At Rikers, those who demonstrate a dire need for mental health services are placed in the mental health observation unit or the restrictive housing unit. Currently, Rikers has no adolescent psychiatrist. Since teenagers with mental illnesses are more likely to not follow rules or engage in behavior that often leads them into solitary confinement, those in need of most compassion are subjected to most violence. According to the report, approximately 60 percent of adolescents in jail have mental health diagnoses, in contrast to 40 percent of adults.
Although Attorney General Eric Holder has publicly spoken about the high rates of violence and solitary confinement as “unacceptable” and has promised that the Department of Justice will “work with the City of New York to make good on our commitment to reform practices that are unfair and unjust, ” this has not happened.
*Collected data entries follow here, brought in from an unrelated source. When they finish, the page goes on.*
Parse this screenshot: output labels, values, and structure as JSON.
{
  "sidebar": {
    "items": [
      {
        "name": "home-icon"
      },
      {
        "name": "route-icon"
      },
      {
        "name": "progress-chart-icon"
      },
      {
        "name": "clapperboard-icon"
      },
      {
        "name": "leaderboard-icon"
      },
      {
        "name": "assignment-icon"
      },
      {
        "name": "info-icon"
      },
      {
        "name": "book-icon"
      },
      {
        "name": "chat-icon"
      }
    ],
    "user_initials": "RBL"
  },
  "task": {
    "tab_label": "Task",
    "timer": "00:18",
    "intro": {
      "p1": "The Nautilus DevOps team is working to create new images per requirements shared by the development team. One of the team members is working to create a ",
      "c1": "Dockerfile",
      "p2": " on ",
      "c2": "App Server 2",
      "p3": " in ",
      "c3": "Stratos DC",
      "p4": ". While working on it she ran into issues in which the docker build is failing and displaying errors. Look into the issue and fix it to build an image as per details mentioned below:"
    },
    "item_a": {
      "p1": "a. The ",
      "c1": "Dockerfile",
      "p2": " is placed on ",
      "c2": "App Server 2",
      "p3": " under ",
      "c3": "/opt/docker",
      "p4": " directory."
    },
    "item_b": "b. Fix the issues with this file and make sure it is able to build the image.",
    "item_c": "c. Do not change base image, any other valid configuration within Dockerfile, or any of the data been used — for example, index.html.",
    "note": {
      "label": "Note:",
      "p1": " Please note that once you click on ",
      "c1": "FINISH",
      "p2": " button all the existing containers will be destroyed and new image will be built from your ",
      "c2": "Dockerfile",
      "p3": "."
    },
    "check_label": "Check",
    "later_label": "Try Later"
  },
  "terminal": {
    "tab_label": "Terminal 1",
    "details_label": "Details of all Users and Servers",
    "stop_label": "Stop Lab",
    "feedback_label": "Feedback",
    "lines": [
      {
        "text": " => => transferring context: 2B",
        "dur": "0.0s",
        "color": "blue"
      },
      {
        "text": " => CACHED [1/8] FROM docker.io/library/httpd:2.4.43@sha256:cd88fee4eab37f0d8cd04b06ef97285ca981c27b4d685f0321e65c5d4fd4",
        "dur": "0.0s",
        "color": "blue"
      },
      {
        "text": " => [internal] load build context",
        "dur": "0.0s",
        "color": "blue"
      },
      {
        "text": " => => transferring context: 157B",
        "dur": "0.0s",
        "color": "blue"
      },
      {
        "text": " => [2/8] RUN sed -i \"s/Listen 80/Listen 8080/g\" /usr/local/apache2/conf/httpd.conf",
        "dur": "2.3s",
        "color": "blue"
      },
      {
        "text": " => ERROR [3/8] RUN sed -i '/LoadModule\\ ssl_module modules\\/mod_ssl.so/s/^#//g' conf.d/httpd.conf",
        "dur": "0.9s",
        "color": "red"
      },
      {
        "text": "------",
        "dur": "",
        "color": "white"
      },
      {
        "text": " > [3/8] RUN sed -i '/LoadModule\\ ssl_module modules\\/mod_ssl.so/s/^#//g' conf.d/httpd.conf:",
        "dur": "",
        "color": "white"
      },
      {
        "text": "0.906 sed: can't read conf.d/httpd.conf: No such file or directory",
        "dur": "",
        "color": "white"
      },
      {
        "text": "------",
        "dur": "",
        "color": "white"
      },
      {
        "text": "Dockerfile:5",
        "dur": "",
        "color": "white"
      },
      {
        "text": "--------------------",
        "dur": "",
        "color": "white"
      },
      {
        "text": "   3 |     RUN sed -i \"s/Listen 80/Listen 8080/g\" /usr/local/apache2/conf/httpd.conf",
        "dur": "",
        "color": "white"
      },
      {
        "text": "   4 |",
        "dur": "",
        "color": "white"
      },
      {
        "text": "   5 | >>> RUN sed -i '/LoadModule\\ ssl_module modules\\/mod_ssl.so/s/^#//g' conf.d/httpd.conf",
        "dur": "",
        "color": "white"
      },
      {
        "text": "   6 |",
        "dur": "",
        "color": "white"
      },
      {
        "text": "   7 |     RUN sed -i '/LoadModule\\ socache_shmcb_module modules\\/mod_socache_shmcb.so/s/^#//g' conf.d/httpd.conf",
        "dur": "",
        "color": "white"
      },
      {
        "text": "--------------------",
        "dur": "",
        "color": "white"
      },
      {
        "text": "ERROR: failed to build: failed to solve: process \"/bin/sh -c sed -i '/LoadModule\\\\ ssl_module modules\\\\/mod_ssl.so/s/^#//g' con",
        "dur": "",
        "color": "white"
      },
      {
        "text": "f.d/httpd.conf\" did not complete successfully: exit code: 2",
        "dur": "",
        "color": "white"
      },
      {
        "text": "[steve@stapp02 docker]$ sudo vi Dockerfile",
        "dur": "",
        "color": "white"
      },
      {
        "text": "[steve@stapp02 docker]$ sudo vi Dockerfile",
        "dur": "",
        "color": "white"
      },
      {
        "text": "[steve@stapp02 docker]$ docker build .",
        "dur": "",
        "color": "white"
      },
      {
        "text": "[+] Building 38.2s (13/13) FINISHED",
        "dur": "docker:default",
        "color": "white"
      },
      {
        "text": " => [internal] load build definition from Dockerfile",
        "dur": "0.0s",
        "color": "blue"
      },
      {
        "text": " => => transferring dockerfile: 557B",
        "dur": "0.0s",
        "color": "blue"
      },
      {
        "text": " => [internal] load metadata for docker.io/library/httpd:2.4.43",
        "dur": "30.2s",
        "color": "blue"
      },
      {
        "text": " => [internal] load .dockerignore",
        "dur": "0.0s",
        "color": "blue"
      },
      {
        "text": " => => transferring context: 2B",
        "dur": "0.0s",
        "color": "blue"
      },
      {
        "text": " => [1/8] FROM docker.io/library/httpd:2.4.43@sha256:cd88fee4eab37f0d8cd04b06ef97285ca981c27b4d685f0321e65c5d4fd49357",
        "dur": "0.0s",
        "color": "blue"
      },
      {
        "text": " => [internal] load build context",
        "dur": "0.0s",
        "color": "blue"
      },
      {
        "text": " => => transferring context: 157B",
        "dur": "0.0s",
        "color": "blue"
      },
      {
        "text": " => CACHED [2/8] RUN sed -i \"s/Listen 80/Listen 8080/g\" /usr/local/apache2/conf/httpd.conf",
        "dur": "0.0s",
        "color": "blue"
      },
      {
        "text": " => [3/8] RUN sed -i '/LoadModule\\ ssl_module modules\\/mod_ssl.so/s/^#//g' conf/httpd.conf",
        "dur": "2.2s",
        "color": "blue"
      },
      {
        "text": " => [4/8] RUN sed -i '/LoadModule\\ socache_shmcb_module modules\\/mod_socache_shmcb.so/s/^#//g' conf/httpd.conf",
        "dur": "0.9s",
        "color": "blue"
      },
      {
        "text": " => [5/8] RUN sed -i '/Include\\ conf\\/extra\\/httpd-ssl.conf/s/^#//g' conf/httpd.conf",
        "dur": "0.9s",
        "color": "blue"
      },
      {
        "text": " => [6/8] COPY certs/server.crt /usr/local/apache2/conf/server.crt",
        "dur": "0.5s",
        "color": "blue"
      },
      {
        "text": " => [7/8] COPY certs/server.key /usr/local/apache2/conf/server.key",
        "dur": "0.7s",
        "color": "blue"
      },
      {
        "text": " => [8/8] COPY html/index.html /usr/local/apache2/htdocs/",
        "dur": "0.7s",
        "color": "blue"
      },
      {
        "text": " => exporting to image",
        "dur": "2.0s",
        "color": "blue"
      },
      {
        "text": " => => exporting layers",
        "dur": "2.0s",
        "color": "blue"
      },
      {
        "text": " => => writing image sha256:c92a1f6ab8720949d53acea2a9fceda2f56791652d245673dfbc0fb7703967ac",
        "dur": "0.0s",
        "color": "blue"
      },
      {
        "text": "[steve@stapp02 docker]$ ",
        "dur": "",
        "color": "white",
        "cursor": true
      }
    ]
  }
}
Further recommendations were that all adolescents should be removed from Rikers Island, yet no movement has happened.
Violence breeds violence. We cannot talk about compassion, love, peace, and nurturing environments, while in the streets the police hired to protect us, carry high powered weaponry and fire rubber bullets and tear gas. We cannot maintain that we are committed to peace, while investing in ammunition. Unfortunately, American society has a historical legacy of violence that results in a widespread acceptance of violent methods. Whether we cross the line in torturing people, or shoot to kill people in the streets, or hold our incarcerated youth in solitary confinement, this society reflects our values, as we seem to show a readiness for military solutions, and a patriarchal desire to dominate through threats and force.
If we want a different society, we need different ideologies. If we want to end war we start by teaching nonviolence and peaceful conflict resolutions to our youth. We abolish corporal punishment in schools (since its usefulness is only to teach violence) while providing training in nonviolent parenting skills for parents. Further, we invest in social programs instead of war programs. We start by providing adequate housing, jobs and training in order to remedy the conditions that spawn violent crime. And, we give less power to the state, less power to the police, and more power to the people.